7) Interesting explanations for these novel observations are provided in the paper. However, the authors may want to entertain the speculation that perhaps the Pol II cluster could be a mechanistic consequence of a transient interaction with enhancers. This interaction could provide a full complement activation signals that might act on both pause release, the clustered recruitment of Pol II, and the burst of transcription.

Could this clustering of Pol II at a locus be related to the Maxwell et al. observation (Cell Rep. 2014 February 13; 6: 455-466, PMC4026043) of Pol II in an upstream "docking site" on some genes? The ChIP-seq analysis used to report docking might capture clustering events under the special regulatory state explored in that paper. I think this could be an interesting point of discussion.

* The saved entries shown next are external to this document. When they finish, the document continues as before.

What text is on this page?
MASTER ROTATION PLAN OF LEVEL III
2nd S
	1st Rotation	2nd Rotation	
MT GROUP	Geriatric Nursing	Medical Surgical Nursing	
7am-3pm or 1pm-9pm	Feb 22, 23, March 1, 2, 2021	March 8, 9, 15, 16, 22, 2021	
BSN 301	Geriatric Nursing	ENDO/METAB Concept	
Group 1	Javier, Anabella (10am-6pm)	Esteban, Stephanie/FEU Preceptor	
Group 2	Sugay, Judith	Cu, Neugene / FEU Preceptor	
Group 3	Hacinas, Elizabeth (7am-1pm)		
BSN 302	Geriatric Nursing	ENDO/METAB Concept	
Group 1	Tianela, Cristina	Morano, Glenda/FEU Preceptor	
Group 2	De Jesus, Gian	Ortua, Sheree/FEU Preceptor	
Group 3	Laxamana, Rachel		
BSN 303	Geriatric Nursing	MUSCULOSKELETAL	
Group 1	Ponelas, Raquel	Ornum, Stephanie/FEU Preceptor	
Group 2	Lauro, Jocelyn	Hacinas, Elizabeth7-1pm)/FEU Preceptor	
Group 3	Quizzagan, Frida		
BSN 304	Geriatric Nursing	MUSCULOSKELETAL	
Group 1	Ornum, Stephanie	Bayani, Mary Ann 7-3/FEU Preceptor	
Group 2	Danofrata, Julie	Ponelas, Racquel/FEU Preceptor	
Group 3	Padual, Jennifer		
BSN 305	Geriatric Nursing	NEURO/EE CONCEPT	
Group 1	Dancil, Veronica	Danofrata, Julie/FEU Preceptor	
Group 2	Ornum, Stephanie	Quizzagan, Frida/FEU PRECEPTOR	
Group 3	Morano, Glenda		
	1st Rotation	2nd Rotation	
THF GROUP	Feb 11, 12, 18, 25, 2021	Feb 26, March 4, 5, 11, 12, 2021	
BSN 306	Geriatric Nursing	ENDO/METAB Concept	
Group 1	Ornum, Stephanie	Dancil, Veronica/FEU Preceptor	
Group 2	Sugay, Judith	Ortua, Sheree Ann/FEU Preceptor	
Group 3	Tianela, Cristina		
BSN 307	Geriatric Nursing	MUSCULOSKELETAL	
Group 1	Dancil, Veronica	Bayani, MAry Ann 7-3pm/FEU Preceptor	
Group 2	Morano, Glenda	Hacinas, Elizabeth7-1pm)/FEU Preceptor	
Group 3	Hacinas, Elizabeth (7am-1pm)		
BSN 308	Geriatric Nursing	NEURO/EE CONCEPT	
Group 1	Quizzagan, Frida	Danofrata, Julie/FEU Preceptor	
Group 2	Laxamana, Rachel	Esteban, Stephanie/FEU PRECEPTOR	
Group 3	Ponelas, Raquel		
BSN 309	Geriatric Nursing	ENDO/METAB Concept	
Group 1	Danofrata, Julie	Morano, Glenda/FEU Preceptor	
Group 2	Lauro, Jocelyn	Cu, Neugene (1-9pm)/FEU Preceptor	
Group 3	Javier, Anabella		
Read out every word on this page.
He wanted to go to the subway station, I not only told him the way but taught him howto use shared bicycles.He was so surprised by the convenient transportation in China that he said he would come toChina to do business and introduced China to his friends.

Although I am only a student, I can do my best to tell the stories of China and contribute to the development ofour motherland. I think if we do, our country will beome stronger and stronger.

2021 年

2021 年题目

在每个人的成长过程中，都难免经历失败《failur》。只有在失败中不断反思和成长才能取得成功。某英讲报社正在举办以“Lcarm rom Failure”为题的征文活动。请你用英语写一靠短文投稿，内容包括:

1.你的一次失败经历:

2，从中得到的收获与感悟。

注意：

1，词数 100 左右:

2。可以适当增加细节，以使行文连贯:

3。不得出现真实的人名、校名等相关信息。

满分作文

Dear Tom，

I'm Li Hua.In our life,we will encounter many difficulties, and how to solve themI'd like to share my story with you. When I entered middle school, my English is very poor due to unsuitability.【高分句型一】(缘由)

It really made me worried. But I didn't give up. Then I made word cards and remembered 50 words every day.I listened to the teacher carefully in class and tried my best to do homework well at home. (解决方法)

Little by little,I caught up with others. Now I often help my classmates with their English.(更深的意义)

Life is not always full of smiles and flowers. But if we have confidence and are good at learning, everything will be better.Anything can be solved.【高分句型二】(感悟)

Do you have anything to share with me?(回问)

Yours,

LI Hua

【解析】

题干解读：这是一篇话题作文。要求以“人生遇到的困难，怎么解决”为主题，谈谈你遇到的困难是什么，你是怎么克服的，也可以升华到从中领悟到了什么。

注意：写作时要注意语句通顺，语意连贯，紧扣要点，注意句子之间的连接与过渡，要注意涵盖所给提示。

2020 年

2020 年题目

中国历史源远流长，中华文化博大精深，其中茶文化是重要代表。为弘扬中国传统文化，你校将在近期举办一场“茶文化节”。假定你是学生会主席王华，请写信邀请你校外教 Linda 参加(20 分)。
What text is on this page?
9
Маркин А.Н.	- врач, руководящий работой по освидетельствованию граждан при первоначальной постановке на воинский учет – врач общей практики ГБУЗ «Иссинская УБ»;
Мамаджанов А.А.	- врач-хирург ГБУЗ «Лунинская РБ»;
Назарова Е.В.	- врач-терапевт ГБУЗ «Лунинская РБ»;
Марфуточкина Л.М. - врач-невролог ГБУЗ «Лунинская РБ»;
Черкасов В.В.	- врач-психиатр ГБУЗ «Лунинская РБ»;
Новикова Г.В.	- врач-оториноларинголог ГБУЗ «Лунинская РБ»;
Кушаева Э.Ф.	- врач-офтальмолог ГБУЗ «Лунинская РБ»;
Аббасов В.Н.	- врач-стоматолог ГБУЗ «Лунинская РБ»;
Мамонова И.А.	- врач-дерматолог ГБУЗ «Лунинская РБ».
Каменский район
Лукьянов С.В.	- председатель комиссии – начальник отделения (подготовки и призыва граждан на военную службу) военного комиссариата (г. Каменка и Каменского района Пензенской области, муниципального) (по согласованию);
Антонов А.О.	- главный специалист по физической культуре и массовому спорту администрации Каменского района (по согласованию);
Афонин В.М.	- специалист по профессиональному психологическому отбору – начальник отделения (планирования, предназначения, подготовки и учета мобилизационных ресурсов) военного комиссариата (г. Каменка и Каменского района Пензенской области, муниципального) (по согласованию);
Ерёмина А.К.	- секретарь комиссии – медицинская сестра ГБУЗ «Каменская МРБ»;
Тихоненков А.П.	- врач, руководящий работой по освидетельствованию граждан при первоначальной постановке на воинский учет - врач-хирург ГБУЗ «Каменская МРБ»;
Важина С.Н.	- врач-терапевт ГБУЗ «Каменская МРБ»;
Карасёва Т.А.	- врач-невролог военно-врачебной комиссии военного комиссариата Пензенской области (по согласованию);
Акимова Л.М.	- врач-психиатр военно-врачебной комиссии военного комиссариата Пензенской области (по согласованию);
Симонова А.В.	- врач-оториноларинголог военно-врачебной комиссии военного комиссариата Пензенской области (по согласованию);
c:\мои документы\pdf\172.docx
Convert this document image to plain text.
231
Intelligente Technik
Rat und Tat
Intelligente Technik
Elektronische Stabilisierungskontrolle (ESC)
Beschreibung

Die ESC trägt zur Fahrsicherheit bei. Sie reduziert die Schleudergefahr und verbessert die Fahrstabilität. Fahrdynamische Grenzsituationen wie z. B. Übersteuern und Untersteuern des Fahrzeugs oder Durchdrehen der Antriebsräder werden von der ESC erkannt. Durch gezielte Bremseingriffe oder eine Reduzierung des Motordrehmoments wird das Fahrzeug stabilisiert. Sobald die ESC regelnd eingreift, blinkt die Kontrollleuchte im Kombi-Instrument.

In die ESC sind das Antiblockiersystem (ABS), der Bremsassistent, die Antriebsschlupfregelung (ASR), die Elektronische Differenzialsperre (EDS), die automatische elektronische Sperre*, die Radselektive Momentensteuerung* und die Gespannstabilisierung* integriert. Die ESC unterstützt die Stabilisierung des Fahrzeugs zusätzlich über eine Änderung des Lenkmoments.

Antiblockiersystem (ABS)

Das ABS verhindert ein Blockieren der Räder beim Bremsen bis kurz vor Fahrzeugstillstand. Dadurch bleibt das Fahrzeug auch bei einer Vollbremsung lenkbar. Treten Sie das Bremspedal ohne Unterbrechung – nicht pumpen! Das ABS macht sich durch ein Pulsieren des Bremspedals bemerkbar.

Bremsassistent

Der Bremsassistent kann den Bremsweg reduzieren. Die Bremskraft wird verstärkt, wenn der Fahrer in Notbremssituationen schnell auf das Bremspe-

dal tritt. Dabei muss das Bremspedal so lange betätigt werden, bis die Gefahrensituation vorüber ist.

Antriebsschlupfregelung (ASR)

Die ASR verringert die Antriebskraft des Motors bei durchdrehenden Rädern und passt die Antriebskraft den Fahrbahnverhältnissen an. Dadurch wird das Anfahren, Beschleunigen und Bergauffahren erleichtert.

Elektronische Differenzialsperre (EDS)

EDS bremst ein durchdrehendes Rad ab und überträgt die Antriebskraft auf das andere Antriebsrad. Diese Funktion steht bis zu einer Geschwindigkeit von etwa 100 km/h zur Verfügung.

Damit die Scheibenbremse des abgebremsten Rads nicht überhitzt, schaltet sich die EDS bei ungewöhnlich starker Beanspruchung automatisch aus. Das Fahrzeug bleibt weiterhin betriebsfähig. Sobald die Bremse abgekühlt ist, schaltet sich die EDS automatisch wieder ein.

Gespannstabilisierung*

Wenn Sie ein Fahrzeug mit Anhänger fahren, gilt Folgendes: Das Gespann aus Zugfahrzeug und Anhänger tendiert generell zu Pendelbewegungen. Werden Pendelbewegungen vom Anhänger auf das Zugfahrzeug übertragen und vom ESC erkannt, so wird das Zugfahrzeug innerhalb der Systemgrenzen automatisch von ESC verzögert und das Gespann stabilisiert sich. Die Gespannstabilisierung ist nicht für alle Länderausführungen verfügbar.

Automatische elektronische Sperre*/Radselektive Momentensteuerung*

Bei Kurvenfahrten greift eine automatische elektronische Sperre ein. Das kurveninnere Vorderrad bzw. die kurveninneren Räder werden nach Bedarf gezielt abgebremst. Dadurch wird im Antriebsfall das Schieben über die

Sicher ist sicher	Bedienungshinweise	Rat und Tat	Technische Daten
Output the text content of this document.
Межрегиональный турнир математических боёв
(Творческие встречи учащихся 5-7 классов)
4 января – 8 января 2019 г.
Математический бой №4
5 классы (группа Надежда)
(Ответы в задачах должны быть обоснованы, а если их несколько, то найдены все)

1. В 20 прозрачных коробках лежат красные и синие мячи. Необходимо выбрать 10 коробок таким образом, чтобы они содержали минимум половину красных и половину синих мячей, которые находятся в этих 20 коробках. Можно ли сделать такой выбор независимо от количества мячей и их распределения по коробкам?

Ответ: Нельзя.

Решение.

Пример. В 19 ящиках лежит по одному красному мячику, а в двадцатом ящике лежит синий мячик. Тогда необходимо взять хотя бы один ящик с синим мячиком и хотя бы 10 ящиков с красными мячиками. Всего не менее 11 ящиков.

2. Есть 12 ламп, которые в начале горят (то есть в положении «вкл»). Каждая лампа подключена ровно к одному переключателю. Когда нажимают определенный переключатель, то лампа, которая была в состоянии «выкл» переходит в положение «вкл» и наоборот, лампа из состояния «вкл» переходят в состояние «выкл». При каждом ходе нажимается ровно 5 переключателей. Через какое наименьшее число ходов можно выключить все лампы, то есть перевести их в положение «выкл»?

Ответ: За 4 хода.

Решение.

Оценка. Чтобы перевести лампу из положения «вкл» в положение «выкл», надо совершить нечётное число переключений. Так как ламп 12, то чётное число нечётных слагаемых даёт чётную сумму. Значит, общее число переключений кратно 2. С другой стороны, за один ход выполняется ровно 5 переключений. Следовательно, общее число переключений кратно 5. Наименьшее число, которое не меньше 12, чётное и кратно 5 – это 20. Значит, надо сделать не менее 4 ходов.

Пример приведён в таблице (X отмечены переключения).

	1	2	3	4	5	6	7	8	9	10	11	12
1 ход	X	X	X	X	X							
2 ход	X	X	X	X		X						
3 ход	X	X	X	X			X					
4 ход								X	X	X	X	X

This is indeed a tantalizing possibility. We have added a mention to that effect in our Discussion. That section of the Discussion now reads:

“The combination of our quantitative single cell imaging approach with genome-wide analyses can help uncover the hidden mechanisms behind clustering dependent gene expression regulation. […] Future studies bridging quantitative single cell imaging of Pol II recruitment with genome-wide mapping of Pol II occupancy and long-distance regulatory interactions will provide important insights in the relationships between chromatin architecture, docking, pausing/release, and Pol II clustering.”